Time-varying C/D ratio was significantly associated with DCGS (hazard ratio [HR], 2.35; P < 0.001) in a univariate model, on the full analysis set comprising 1029 patients. In the multivariate time-varying model, based on 666 patients with available cytochrome P450 3A5 genotypes, the effect of the C/D ratio remained significant (HR, 2.26; P = 0.015); even when glomerular filtration rate at month 3 < 30 mL/min/1.73 m (HR, 2.61; P = 0.011), de novo donor-specific antibody development (HR, 4.09; P < 0.001) and continued steroid prescription (HR=2.08, P = 0.014) were taken into account (other covariates, including tacrolimus trough concentrations, were nonsignificant). In the same multivariate model, the effect of early C/D ratio (median at mo 3 and mo 6) remained significantly associated with DCGS (HR, 2.25; P = 0.041).

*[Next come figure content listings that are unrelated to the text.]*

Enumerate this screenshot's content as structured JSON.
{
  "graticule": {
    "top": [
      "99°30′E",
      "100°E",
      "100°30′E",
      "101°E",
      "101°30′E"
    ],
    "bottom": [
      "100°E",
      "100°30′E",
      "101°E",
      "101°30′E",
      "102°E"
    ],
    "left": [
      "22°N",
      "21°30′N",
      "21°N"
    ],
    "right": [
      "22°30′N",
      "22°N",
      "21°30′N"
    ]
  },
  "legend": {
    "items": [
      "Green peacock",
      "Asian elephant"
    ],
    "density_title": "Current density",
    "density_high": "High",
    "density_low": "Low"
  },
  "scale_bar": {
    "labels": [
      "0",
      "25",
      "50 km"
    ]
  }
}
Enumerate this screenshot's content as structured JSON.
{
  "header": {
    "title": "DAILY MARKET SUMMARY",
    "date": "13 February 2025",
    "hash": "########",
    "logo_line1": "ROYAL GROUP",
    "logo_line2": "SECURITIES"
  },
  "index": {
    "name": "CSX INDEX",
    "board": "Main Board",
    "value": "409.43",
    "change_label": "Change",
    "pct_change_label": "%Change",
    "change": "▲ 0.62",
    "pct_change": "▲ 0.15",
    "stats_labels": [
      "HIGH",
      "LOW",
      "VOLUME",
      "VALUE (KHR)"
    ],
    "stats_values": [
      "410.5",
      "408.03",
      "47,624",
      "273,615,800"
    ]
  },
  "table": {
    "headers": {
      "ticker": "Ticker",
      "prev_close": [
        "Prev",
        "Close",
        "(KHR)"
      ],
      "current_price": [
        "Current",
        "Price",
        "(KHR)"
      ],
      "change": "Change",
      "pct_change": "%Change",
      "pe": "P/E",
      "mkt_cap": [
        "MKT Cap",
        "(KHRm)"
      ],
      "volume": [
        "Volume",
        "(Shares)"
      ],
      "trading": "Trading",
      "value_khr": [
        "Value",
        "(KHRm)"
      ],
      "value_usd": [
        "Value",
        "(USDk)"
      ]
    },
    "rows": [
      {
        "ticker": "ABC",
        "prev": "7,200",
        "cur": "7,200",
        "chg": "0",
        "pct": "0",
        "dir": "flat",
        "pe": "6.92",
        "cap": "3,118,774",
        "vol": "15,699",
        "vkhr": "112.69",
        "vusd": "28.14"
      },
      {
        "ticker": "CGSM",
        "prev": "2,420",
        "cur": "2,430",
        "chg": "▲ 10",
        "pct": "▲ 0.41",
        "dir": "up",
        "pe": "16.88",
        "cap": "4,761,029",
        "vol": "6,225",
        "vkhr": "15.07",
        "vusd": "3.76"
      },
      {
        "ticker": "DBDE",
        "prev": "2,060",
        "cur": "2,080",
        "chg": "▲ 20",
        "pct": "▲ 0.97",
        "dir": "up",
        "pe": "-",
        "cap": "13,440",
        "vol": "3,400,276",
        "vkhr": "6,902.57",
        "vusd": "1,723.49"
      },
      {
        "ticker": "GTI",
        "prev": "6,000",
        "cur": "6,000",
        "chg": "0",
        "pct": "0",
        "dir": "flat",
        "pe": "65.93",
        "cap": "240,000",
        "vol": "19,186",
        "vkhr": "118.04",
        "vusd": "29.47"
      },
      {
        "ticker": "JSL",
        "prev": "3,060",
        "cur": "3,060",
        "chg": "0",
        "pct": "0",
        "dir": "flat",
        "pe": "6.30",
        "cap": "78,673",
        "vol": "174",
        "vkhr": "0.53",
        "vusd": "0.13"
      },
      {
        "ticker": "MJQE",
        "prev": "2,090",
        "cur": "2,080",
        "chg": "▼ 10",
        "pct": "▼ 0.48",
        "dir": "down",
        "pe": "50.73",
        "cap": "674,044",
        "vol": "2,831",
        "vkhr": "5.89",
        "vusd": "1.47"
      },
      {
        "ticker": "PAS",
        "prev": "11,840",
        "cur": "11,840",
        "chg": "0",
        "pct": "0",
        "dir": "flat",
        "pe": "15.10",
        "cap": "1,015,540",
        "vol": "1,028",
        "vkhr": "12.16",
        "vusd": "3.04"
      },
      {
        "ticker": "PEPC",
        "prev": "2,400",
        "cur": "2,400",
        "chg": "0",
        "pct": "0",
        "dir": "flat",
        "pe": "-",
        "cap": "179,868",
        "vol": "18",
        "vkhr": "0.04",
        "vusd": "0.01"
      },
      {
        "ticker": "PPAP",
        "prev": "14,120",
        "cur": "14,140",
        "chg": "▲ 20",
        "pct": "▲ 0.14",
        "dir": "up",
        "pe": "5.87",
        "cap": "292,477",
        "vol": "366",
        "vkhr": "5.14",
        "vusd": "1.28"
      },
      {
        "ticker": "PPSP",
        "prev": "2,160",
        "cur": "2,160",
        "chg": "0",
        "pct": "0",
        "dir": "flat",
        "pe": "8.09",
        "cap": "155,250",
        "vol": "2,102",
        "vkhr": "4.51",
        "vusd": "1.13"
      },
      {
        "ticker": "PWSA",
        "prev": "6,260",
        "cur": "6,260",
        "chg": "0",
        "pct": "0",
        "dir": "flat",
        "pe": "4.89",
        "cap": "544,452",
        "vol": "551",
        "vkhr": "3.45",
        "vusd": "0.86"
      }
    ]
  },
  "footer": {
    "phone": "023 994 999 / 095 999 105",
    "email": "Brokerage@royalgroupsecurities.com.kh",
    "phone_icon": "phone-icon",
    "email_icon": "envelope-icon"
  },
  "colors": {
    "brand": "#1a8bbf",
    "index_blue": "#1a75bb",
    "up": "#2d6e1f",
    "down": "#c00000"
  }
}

C/D ratio is an independent and early predictor of DCGS. Identification of fast metabolizers could be a strategy to improve graft survival, for example, by optimizing tacrolimus formulation. Mechanistic studies to understand the C/D ratio effect are required.
他克莫司谷浓度(均值/变异性)和浓度-剂量比(C/D 比值)影响肾移植的结局。我们研究了 C/D 比值与受者死亡的肾移植物存活率(DCGS)之间的关系。
我们对 1029 例(2004-2016 年)接受他克莫司为基础的免疫抑制治疗、移植物存活时间超过 1 年、无初始使用依维莫司、且可获得抗人白细胞抗原抗体数据的肾移植患者进行了回顾性研究。我们分析了时间变化的 C/D 比值对 DCGS 的影响。定义快代谢者的 C/D 比值<1.05。我们还研究了移植后第 3 至 6 个月(mo3 至 mo6)的早期 C/D 比值<1.05 的影响。使用 Cox 生存分析进行调整潜在混杂因素(他克莫司谷浓度、他克莫司谷浓度的变异性、新生供体特异性抗体的发展、细胞色素 P450 3A5 基因型、移植前致敏、mo3 肾小球滤过率)。
在包含 1029 例患者的全分析集的单变量模型中,时间变化的 C/D 比值与 DCGS 显著相关(风险比[HR],2.35;P<0.001)。在基于 666 例有可获得细胞色素 P450 3A5 基因型的患者的多变量时间变化模型中,C/D 比值的影响仍然显著(HR,2.26;P=0.015);即使在 mo3 时肾小球滤过率<30 mL/min/1.73 m(HR,2.61;P=0.011)、新生供体特异性抗体的发展(HR,4.09;P<0.001)和持续使用类固醇(HR=2.08,P=0.014)的情况下,考虑到其他混杂因素(包括他克莫司谷浓度)时,C/D 比值仍与 DCGS 显著相关。在同一多变量模型中,早期 C/D 比值(mo3 和 mo6 的中位数)与 DCGS 仍显著相关(HR,2.25;P=0.041)。
C/D 比值是 DCGS 的独立和早期预测因子。鉴定快代谢者可能是改善移植物存活率的一种策略,例如优化他克莫司的配方。需要进行机制研究以了解 C/D 比值的作用。